Dalam pengadaan impor minyak mentah, dan impor produk kilang tersebut, pun kata Qohar ditemukan fakta-fakta terjadinya penggelembungan biaya atau mark-up dalam kontrak shipping, atau pengapalan. “Mark-up kontrak shipping tersebut dilakukan oleh tersangka YF selaku Direktur Utama PT Pertamina International Shipping,” kata Qohar. Sehingga kata Qohar, negara mengeluarkan fee yang lebih besar 13 sampai 15 persen. Dan pembengkakan biaya pengiriman minyak mentah, dan produk kilang impor tersebut memperkaya tersangka MKAR.
Kata Qohar, pada saat kebutuhan minyak mentah di dalam negeri yang diperoleh dari impor tersebut, membuat komponen harga dasar dalam penetapan harga indeks pasar (HIP) Bahan Bakar Minyak (BBM) yang dijual kepada masyarakat menjadi sangat tinggi. Dan harga tinggi tersebut menurut Qohar, berdampak pada pemberian kompensasi dan subsidi negara untuk pembelian bahan bakar melalui APBN. “Akibatnya, perbuatan yang dilakukan para tersangka tersebut mengakibatkan kerugian keuangan negara sebesar (Rp) 193,7 triliun,” ujar Qohar.
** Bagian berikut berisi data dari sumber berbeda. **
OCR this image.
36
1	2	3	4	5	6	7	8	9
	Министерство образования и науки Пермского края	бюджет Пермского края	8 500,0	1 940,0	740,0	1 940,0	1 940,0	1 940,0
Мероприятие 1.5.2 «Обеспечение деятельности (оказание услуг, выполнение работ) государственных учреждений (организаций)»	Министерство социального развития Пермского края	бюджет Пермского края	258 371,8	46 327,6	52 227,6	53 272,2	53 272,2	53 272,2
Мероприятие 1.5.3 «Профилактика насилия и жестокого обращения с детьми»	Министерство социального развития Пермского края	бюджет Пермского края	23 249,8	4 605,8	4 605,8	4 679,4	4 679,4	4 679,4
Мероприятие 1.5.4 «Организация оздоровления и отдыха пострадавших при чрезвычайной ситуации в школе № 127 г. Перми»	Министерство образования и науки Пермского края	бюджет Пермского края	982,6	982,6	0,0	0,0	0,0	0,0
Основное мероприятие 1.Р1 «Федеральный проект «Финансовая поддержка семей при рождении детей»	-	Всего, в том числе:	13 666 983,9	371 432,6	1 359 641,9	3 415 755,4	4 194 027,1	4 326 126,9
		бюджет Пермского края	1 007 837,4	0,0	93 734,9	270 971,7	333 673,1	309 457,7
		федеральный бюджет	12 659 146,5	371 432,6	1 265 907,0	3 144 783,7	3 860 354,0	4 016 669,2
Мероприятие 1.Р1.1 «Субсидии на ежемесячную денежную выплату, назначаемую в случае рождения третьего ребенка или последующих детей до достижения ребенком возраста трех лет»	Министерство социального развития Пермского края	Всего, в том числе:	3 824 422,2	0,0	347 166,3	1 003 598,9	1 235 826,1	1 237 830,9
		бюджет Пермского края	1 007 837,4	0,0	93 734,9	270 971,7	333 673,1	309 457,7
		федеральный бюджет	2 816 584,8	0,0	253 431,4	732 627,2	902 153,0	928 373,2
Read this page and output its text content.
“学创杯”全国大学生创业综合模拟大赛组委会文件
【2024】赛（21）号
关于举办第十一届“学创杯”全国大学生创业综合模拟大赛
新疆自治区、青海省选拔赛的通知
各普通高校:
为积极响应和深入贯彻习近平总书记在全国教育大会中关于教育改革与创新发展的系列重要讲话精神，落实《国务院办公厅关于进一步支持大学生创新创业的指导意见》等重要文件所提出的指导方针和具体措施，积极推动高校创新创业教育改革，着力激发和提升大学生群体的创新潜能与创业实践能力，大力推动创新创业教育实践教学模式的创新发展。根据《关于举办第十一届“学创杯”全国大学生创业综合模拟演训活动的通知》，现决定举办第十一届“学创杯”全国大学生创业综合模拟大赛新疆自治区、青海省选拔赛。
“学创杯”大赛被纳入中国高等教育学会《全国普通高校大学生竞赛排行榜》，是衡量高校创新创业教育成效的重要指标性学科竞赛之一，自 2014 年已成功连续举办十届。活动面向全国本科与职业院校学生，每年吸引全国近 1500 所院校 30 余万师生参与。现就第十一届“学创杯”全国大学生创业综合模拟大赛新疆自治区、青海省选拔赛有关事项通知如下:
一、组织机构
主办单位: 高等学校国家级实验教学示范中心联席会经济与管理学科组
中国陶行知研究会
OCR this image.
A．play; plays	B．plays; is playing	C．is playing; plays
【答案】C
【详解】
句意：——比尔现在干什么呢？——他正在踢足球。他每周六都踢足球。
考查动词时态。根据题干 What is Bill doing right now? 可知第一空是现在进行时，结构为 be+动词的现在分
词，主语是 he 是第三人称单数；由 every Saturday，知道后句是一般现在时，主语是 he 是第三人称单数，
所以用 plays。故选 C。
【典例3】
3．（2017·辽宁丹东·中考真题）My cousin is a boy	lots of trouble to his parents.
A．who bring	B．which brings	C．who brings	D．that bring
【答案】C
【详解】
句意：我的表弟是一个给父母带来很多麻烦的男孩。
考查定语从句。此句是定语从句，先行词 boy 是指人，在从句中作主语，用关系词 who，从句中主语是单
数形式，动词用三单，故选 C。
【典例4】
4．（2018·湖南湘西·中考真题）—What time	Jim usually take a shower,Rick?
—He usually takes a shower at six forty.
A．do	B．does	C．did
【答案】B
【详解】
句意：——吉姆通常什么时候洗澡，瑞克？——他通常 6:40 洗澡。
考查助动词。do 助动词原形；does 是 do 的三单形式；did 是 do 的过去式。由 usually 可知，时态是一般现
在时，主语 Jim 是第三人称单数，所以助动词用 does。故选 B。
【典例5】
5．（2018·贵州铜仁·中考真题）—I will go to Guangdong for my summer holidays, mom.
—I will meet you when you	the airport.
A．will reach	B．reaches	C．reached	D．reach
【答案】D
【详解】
Nilai kerugian keuangan negara tersebut, kata Qohar, terdiri dari kerugian ekspor minyak mentah dalam negeri sebesar Rp 35 triliun. Kerugian impor minyak mentah melalui DMUT atau broker sebesar Rp 2,7 triliun. Kerugian impor BBM melalui broker sekitar Rp 9 triliun. Kerugian pemberian kompensasi sebesar Rp 126 triliun. Dan kerugian pemberian subsidi sekitar Rp 21 triliun.